The California Institute of Technology is known as one of the world's elite universities: it's an extremely selective science and engineering-oriented institution which, despite having a tiny enrollment -- its undergraduate enrollment is approximately 950 and its graduate enrollment is approximately 1,200 -- has produced 31 Nobel Prize winners. Perhaps not surprisingly, Caltech (as it's commonly known) has a reputation for being the ultimate "geek" school (with apologies to M.I.T. and the University of Chicago). One thing that's certain, though, is that Caltech is definitely not known as a basketball school. The Caltech men's basketball team carried a 26-year, 310 game conference losing streak into Tuesday night's game against Occidental.

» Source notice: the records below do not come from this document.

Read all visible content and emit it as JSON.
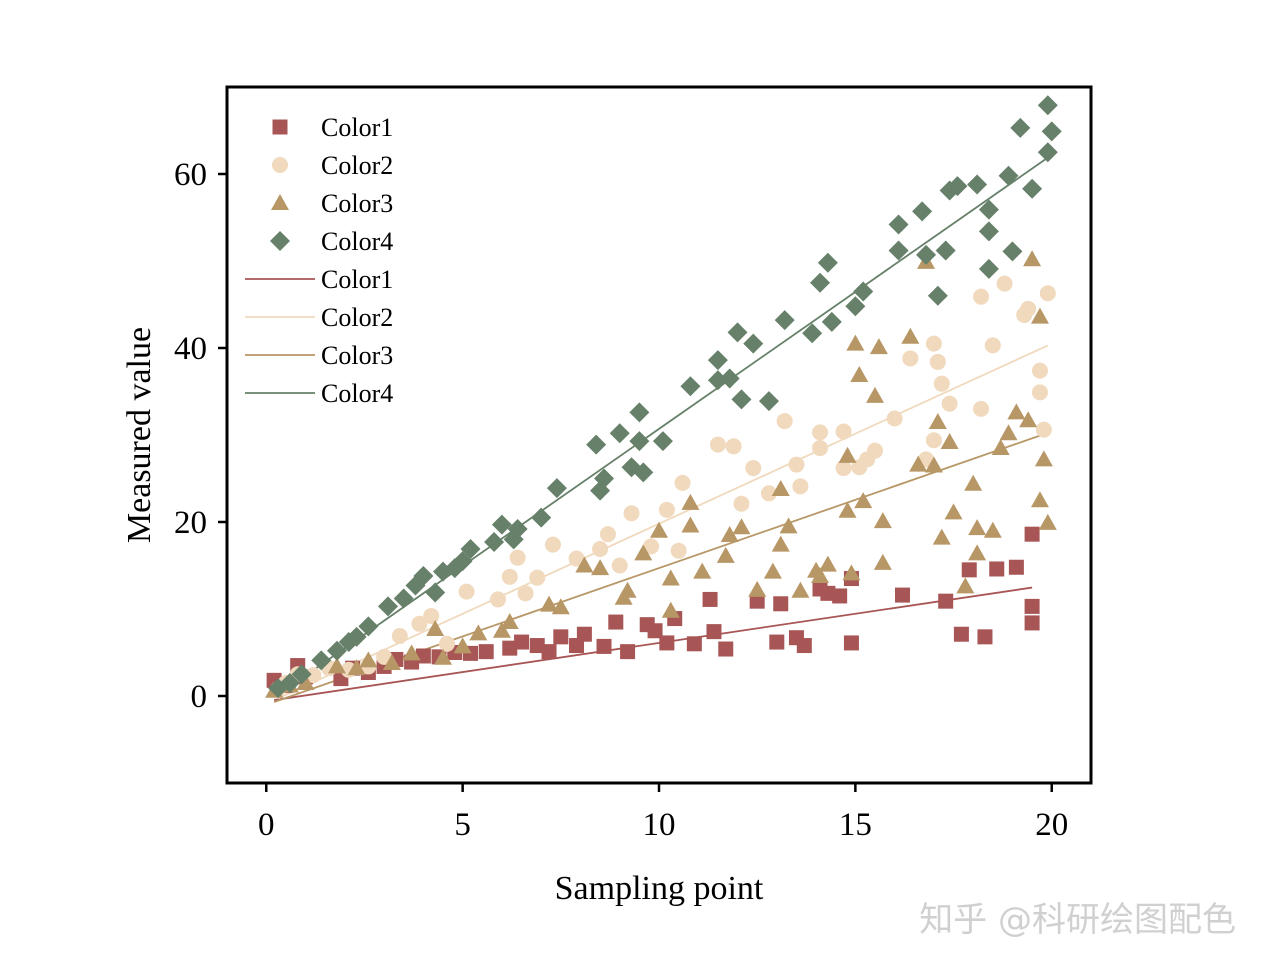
{
  "chart_data": {
    "type": "scatter",
    "xlabel": "Sampling point",
    "ylabel": "Measured value",
    "xlim": [
      -1,
      21
    ],
    "ylim": [
      -10,
      70
    ],
    "xticks": [
      0,
      5,
      10,
      15,
      20
    ],
    "yticks": [
      0,
      20,
      40,
      60
    ],
    "grid": false,
    "legend_position": "top-left",
    "watermark": "知乎 @科研绘图配色",
    "series": [
      {
        "name": "Color1",
        "marker": "square",
        "color": "#A85555",
        "fit": {
          "slope": 0.67,
          "intercept": -0.6
        },
        "points": [
          [
            0.2,
            1.8
          ],
          [
            0.5,
            1.2
          ],
          [
            0.8,
            3.5
          ],
          [
            1.0,
            2.2
          ],
          [
            1.9,
            2.0
          ],
          [
            2.2,
            3.2
          ],
          [
            2.6,
            2.7
          ],
          [
            3.0,
            3.4
          ],
          [
            3.3,
            4.2
          ],
          [
            3.7,
            3.9
          ],
          [
            4.0,
            4.6
          ],
          [
            4.4,
            4.5
          ],
          [
            4.8,
            5.0
          ],
          [
            5.2,
            4.9
          ],
          [
            5.6,
            5.1
          ],
          [
            6.2,
            5.5
          ],
          [
            6.5,
            6.2
          ],
          [
            6.9,
            5.8
          ],
          [
            7.2,
            5.1
          ],
          [
            7.5,
            6.8
          ],
          [
            7.9,
            5.8
          ],
          [
            8.1,
            7.1
          ],
          [
            8.6,
            5.7
          ],
          [
            8.9,
            8.5
          ],
          [
            9.2,
            5.1
          ],
          [
            9.7,
            8.2
          ],
          [
            9.9,
            7.5
          ],
          [
            10.2,
            6.1
          ],
          [
            10.4,
            8.9
          ],
          [
            10.9,
            6.0
          ],
          [
            11.3,
            11.1
          ],
          [
            11.4,
            7.4
          ],
          [
            11.7,
            5.4
          ],
          [
            12.5,
            10.9
          ],
          [
            13.0,
            6.2
          ],
          [
            13.1,
            10.6
          ],
          [
            13.5,
            6.7
          ],
          [
            13.7,
            5.8
          ],
          [
            14.1,
            12.3
          ],
          [
            14.3,
            11.8
          ],
          [
            14.6,
            11.5
          ],
          [
            14.9,
            13.5
          ],
          [
            14.9,
            6.1
          ],
          [
            16.2,
            11.6
          ],
          [
            17.3,
            10.9
          ],
          [
            17.7,
            7.1
          ],
          [
            17.9,
            14.5
          ],
          [
            18.3,
            6.8
          ],
          [
            18.6,
            14.6
          ],
          [
            19.1,
            14.8
          ],
          [
            19.5,
            18.6
          ],
          [
            19.5,
            10.3
          ],
          [
            19.5,
            8.4
          ]
        ]
      },
      {
        "name": "Color2",
        "marker": "circle",
        "color": "#F0D9BD",
        "fit": {
          "slope": 2.07,
          "intercept": -0.9
        },
        "points": [
          [
            0.3,
            0.8
          ],
          [
            0.5,
            1.5
          ],
          [
            0.8,
            2.5
          ],
          [
            1.2,
            2.4
          ],
          [
            1.6,
            3.2
          ],
          [
            2.1,
            3.0
          ],
          [
            2.6,
            3.4
          ],
          [
            3.0,
            4.5
          ],
          [
            3.4,
            6.9
          ],
          [
            3.9,
            8.3
          ],
          [
            4.2,
            9.2
          ],
          [
            4.6,
            6.0
          ],
          [
            5.1,
            12.0
          ],
          [
            5.9,
            11.1
          ],
          [
            6.2,
            13.7
          ],
          [
            6.4,
            15.9
          ],
          [
            6.6,
            11.8
          ],
          [
            6.9,
            13.6
          ],
          [
            7.3,
            17.4
          ],
          [
            7.9,
            15.8
          ],
          [
            8.5,
            16.9
          ],
          [
            8.7,
            18.6
          ],
          [
            9.0,
            15.0
          ],
          [
            9.3,
            21.0
          ],
          [
            9.8,
            17.2
          ],
          [
            10.2,
            21.4
          ],
          [
            10.5,
            16.7
          ],
          [
            10.6,
            24.5
          ],
          [
            11.5,
            28.9
          ],
          [
            11.9,
            28.7
          ],
          [
            12.1,
            22.1
          ],
          [
            12.4,
            26.2
          ],
          [
            12.8,
            23.3
          ],
          [
            13.2,
            31.6
          ],
          [
            13.5,
            26.6
          ],
          [
            13.6,
            24.1
          ],
          [
            14.1,
            30.3
          ],
          [
            14.1,
            28.5
          ],
          [
            14.7,
            26.2
          ],
          [
            14.7,
            30.4
          ],
          [
            15.1,
            26.3
          ],
          [
            15.3,
            27.2
          ],
          [
            15.5,
            28.2
          ],
          [
            16.0,
            31.9
          ],
          [
            16.4,
            38.8
          ],
          [
            16.8,
            27.2
          ],
          [
            17.0,
            29.4
          ],
          [
            17.0,
            40.5
          ],
          [
            17.1,
            38.4
          ],
          [
            17.2,
            35.9
          ],
          [
            17.4,
            33.6
          ],
          [
            18.2,
            33.0
          ],
          [
            18.2,
            45.9
          ],
          [
            18.5,
            40.3
          ],
          [
            18.8,
            47.4
          ],
          [
            19.3,
            43.8
          ],
          [
            19.4,
            44.5
          ],
          [
            19.7,
            37.4
          ],
          [
            19.7,
            34.9
          ],
          [
            19.8,
            30.6
          ],
          [
            19.9,
            46.3
          ]
        ]
      },
      {
        "name": "Color3",
        "marker": "triangle",
        "color": "#B89766",
        "fit": {
          "slope": 1.57,
          "intercept": -1.0
        },
        "points": [
          [
            0.2,
            0.6
          ],
          [
            0.6,
            1.2
          ],
          [
            1.0,
            1.5
          ],
          [
            1.8,
            3.4
          ],
          [
            2.3,
            3.2
          ],
          [
            2.6,
            4.1
          ],
          [
            3.2,
            3.8
          ],
          [
            3.7,
            4.9
          ],
          [
            4.3,
            7.7
          ],
          [
            4.5,
            4.4
          ],
          [
            5.0,
            5.7
          ],
          [
            5.4,
            7.2
          ],
          [
            6.0,
            7.5
          ],
          [
            6.2,
            8.5
          ],
          [
            7.2,
            10.5
          ],
          [
            7.5,
            10.2
          ],
          [
            8.1,
            15.0
          ],
          [
            8.5,
            14.7
          ],
          [
            9.1,
            11.3
          ],
          [
            9.2,
            12.1
          ],
          [
            9.6,
            16.4
          ],
          [
            10.0,
            19.0
          ],
          [
            10.3,
            9.8
          ],
          [
            10.3,
            13.5
          ],
          [
            10.8,
            19.6
          ],
          [
            10.8,
            22.2
          ],
          [
            11.1,
            14.3
          ],
          [
            11.7,
            16.1
          ],
          [
            11.8,
            18.5
          ],
          [
            12.1,
            19.4
          ],
          [
            12.5,
            12.2
          ],
          [
            12.9,
            14.3
          ],
          [
            13.1,
            23.8
          ],
          [
            13.1,
            17.4
          ],
          [
            13.3,
            19.5
          ],
          [
            13.6,
            12.1
          ],
          [
            14.0,
            14.4
          ],
          [
            14.1,
            13.8
          ],
          [
            14.3,
            15.1
          ],
          [
            14.8,
            27.6
          ],
          [
            14.8,
            21.3
          ],
          [
            14.9,
            14.1
          ],
          [
            15.0,
            40.5
          ],
          [
            15.1,
            36.9
          ],
          [
            15.2,
            22.4
          ],
          [
            15.5,
            34.5
          ],
          [
            15.6,
            40.1
          ],
          [
            15.7,
            20.1
          ],
          [
            15.7,
            15.3
          ],
          [
            16.4,
            41.3
          ],
          [
            16.6,
            26.6
          ],
          [
            16.8,
            49.9
          ],
          [
            17.0,
            26.5
          ],
          [
            17.1,
            31.5
          ],
          [
            17.2,
            18.2
          ],
          [
            17.4,
            29.2
          ],
          [
            17.5,
            21.1
          ],
          [
            17.8,
            12.6
          ],
          [
            18.0,
            24.4
          ],
          [
            18.1,
            19.3
          ],
          [
            18.1,
            16.4
          ],
          [
            18.5,
            19.0
          ],
          [
            18.7,
            28.5
          ],
          [
            18.9,
            30.2
          ],
          [
            19.1,
            32.6
          ],
          [
            19.4,
            31.7
          ],
          [
            19.5,
            50.2
          ],
          [
            19.7,
            43.6
          ],
          [
            19.7,
            22.5
          ],
          [
            19.8,
            27.2
          ],
          [
            19.9,
            19.9
          ]
        ]
      },
      {
        "name": "Color4",
        "marker": "diamond",
        "color": "#66806A",
        "fit": {
          "slope": 3.15,
          "intercept": -0.8
        },
        "points": [
          [
            0.3,
            0.9
          ],
          [
            0.6,
            1.5
          ],
          [
            0.9,
            2.5
          ],
          [
            1.4,
            4.1
          ],
          [
            1.8,
            5.2
          ],
          [
            2.1,
            6.2
          ],
          [
            2.3,
            6.8
          ],
          [
            2.6,
            8.0
          ],
          [
            3.1,
            10.3
          ],
          [
            3.5,
            11.2
          ],
          [
            3.8,
            12.7
          ],
          [
            4.0,
            13.8
          ],
          [
            4.3,
            11.9
          ],
          [
            4.5,
            14.3
          ],
          [
            4.8,
            14.7
          ],
          [
            5.0,
            15.5
          ],
          [
            5.2,
            16.9
          ],
          [
            5.8,
            17.7
          ],
          [
            6.0,
            19.7
          ],
          [
            6.3,
            18.0
          ],
          [
            6.4,
            19.2
          ],
          [
            7.0,
            20.5
          ],
          [
            7.4,
            23.9
          ],
          [
            8.4,
            28.9
          ],
          [
            8.5,
            23.6
          ],
          [
            8.6,
            25.0
          ],
          [
            9.0,
            30.2
          ],
          [
            9.3,
            26.3
          ],
          [
            9.5,
            29.3
          ],
          [
            9.5,
            32.6
          ],
          [
            9.6,
            25.7
          ],
          [
            10.1,
            29.3
          ],
          [
            10.8,
            35.6
          ],
          [
            11.5,
            38.6
          ],
          [
            11.5,
            36.3
          ],
          [
            11.8,
            36.5
          ],
          [
            12.0,
            41.8
          ],
          [
            12.1,
            34.1
          ],
          [
            12.4,
            40.5
          ],
          [
            12.8,
            33.9
          ],
          [
            13.2,
            43.2
          ],
          [
            13.9,
            41.7
          ],
          [
            14.1,
            47.5
          ],
          [
            14.3,
            49.8
          ],
          [
            14.4,
            43.0
          ],
          [
            15.0,
            44.8
          ],
          [
            15.2,
            46.5
          ],
          [
            16.1,
            54.2
          ],
          [
            16.1,
            51.2
          ],
          [
            16.7,
            55.7
          ],
          [
            16.8,
            50.7
          ],
          [
            17.1,
            46.0
          ],
          [
            17.3,
            51.2
          ],
          [
            17.4,
            58.1
          ],
          [
            17.6,
            58.6
          ],
          [
            18.1,
            58.8
          ],
          [
            18.4,
            55.9
          ],
          [
            18.4,
            53.4
          ],
          [
            18.4,
            49.1
          ],
          [
            18.9,
            59.8
          ],
          [
            19.0,
            51.1
          ],
          [
            19.2,
            65.3
          ],
          [
            19.5,
            58.3
          ],
          [
            19.9,
            62.5
          ],
          [
            19.9,
            67.9
          ],
          [
            20.0,
            64.9
          ]
        ]
      }
    ]
  }
}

But Tuesday, Caltech beat Occidental 46-45. It was the Beavers' first win over a conference rival in the NCAA Division III Southern California Intercollegiate Athletic Association since their 48-47 win over the University of La Verne on January 23, 1985.
Congratulations to the Caltech men's basketball team and to Caltech Coach Oliver "Doc" Eslinger. Coach Eslinger is a what might be termed a "friend of the program" here at Drive and Dish. His fine blog, "Doc's Head Games" has been in our blog roll (which remains, somewhat regrettably, at the bottom of the site ... at least for now) for the last several years. Due to Coach Eslinger's highly demanding schedule, he doesn't have much time for blogging. As a result, "Doc's Head Games" often goes weeks (and sometimes months) without being updated. But Coach Eslinger's posts are always interesting and informative, regardless of the date on the last posting. "Doc's Head Games" is an outstanding basketball blog that offers first-rate analysis of any number of things pertinent to the coaching and execution of good basketball. But the blog's real focus is sports psychology. Drive and Dish recommends strongly that readers who have any kind of interest in the mental side of sports -- basketball in particular -- bookmark and subscribe to "Doc's Head Games."

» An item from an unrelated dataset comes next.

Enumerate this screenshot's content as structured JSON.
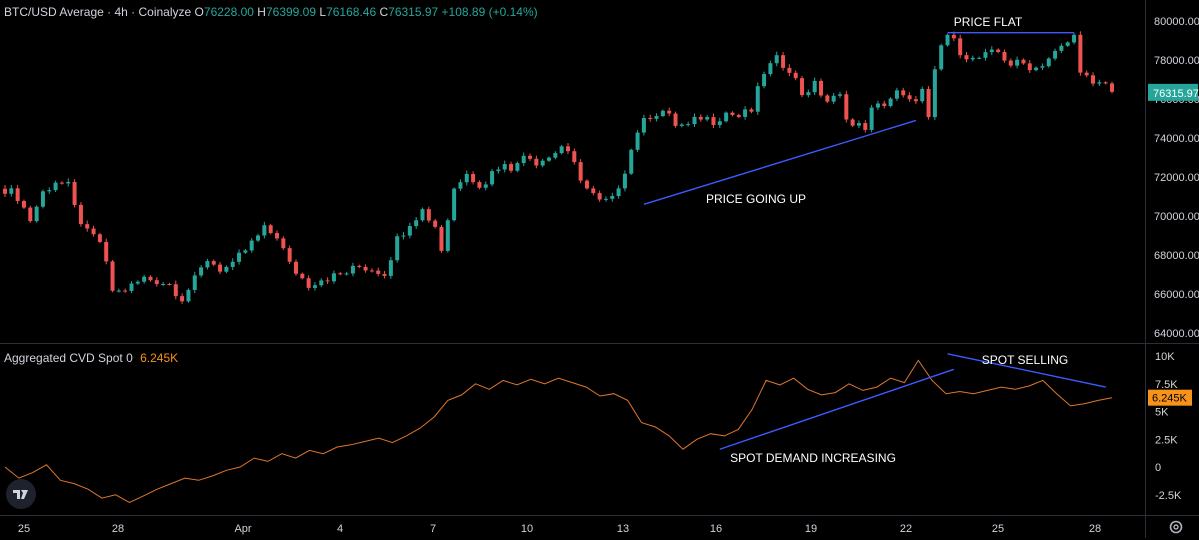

Anyone who's ever endured a slump or losing streak in a sport, regardless of level, probably knows all too well how much of a burden a slump or losing streak can be for individual athletes and for teams. But it's difficult to imagine the psychological strain that carrying a 26-year conference losing streak into each game must have placed on Caltech's players. Ending that colossal losing streak gets the mother of all proverbial "monkeys" off Caltech's back. Coach Eslinger, with his background in sports psychology, may be more well-placed at Caltech than he would be elsewhere. Caltech's players are expected to lose nearly every time they take the court. That's a tremendous mental obstacle for any team to overcome, regardless of how bright its players are off the court. The mental side of athletic competition is a bigger factor in sports than most people realize. As such, there's a great deal of truth to the old cliche that winning begets more winning, and vice-versa. After Tuesday night's game, Coach Eslinger said, “I hope that everyone who has participated in Caltech men’s basketball is able to celebrate a little bit tonight.” Indeed.